The remarkably low number of influenza diagnoses makes it possible for clinical laboratories to stay focused on COVID-19

One positive note for clinical laboratories this winter is the fact that the number of biological samples being submitted for influenza (flu) testing have dropped significantly. This has given medical laboratories more resources for processing COVID-19 tests.

Dark Daily’s sister publication The Dark Report covered this phenomenon in “Surprise!

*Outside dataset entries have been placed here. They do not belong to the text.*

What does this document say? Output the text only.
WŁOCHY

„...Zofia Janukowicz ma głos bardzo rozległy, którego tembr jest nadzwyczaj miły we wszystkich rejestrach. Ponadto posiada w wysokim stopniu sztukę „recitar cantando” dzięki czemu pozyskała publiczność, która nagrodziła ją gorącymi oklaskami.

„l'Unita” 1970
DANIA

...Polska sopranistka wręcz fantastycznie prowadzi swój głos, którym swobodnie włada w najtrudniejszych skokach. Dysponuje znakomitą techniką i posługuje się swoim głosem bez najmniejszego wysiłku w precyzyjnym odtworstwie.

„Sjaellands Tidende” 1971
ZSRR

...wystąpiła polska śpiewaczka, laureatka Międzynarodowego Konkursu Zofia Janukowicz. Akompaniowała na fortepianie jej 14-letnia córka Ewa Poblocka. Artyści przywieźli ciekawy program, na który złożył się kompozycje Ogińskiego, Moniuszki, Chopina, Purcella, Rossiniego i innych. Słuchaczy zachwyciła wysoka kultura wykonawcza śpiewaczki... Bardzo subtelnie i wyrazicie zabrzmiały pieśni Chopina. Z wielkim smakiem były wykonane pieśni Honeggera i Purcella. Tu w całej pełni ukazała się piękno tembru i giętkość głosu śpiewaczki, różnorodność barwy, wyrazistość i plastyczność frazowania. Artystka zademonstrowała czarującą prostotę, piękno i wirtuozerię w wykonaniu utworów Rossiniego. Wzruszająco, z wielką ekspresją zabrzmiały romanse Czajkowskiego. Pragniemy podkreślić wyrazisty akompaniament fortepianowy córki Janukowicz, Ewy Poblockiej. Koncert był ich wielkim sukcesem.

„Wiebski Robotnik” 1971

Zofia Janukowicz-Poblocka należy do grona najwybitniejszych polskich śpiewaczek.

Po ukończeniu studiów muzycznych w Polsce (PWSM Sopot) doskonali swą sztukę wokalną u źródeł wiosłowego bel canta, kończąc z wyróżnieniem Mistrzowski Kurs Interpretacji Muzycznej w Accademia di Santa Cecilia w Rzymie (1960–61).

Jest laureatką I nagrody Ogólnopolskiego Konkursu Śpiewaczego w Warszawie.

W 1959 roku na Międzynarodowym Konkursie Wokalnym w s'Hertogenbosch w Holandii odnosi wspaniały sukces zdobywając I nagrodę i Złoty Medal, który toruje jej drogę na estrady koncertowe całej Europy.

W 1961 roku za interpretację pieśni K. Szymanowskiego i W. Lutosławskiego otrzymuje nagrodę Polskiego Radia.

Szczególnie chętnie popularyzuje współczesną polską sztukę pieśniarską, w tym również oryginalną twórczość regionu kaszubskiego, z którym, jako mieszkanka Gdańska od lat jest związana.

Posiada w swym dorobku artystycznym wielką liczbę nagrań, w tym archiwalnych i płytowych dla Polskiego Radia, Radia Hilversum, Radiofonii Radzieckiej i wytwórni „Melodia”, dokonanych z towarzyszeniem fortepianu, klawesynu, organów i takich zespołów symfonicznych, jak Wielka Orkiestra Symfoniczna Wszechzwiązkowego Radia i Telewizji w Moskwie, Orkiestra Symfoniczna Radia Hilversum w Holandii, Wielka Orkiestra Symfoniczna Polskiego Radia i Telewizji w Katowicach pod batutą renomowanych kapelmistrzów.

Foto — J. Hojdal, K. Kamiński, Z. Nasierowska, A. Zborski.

Many Fewer Cases of Flu in Us, Canada, Europe,” December 7, 2020.

According to a feature published in Nature, the number of samples being submitted to medical laboratories for flu testing has dropped by 61%. More surprisingly, the number of positives has dropped by 98%. The combined flu/COVID-19 “twindemic” that some medical experts feared could crush our healthcare system has not materialized—yet, the Washington Examiner reported.

“In any given winter, hospitals are taxed by the flu,” Brian Garibaldi, MD, a pulmonologist and critical care specialist and Medical Director of the Johns Hopkins Biocontainment Unit told the Washington Examiner. “There’s always a concern that our emergency departments will be overwhelmed, and ICU capacity will be strained [due to the concurrence of flu and COVID-19 outbreaks], particularly with people who have coexisting conditions that then get influenza.”

The 2019-2020 flu season ended earlier than usual, likely because of precautions put in place in the spring to combat the coronavirus pandemic. Most years, the seasonal flu in the US peaks in February and trails off by May, Nature reported in “How Coronavirus Lockdowns Stopped Flu in Its Tracks.”

“Seasonal flu cases in the northern hemisphere usually peak in February and tail off by the end of May,” Nature wrote. “This year, unusually, lab-confirmed cases of influenza dropped precipitously in early April, a few weeks after the coronavirus pandemic was declared on 11 March. The data comes from tests of more than 150,000 samples from national influenza laboratories in 71 countries that report data to FluNet, a global surveillance system.”

Government Leaders and Health Experts Remain Concerned

Despite that encouraging data point, public health experts and political leaders were still concerned. In September, Arizona Governor Doug Ducey said, “The overlap of COVID-19 and flu season presents a perfect storm, and we aren’t taking any chances. We are approaching this fall with a proactive mindset and plan of action to limit the impact of the flu and preserve hospital resources,” the Washington Examiner reported.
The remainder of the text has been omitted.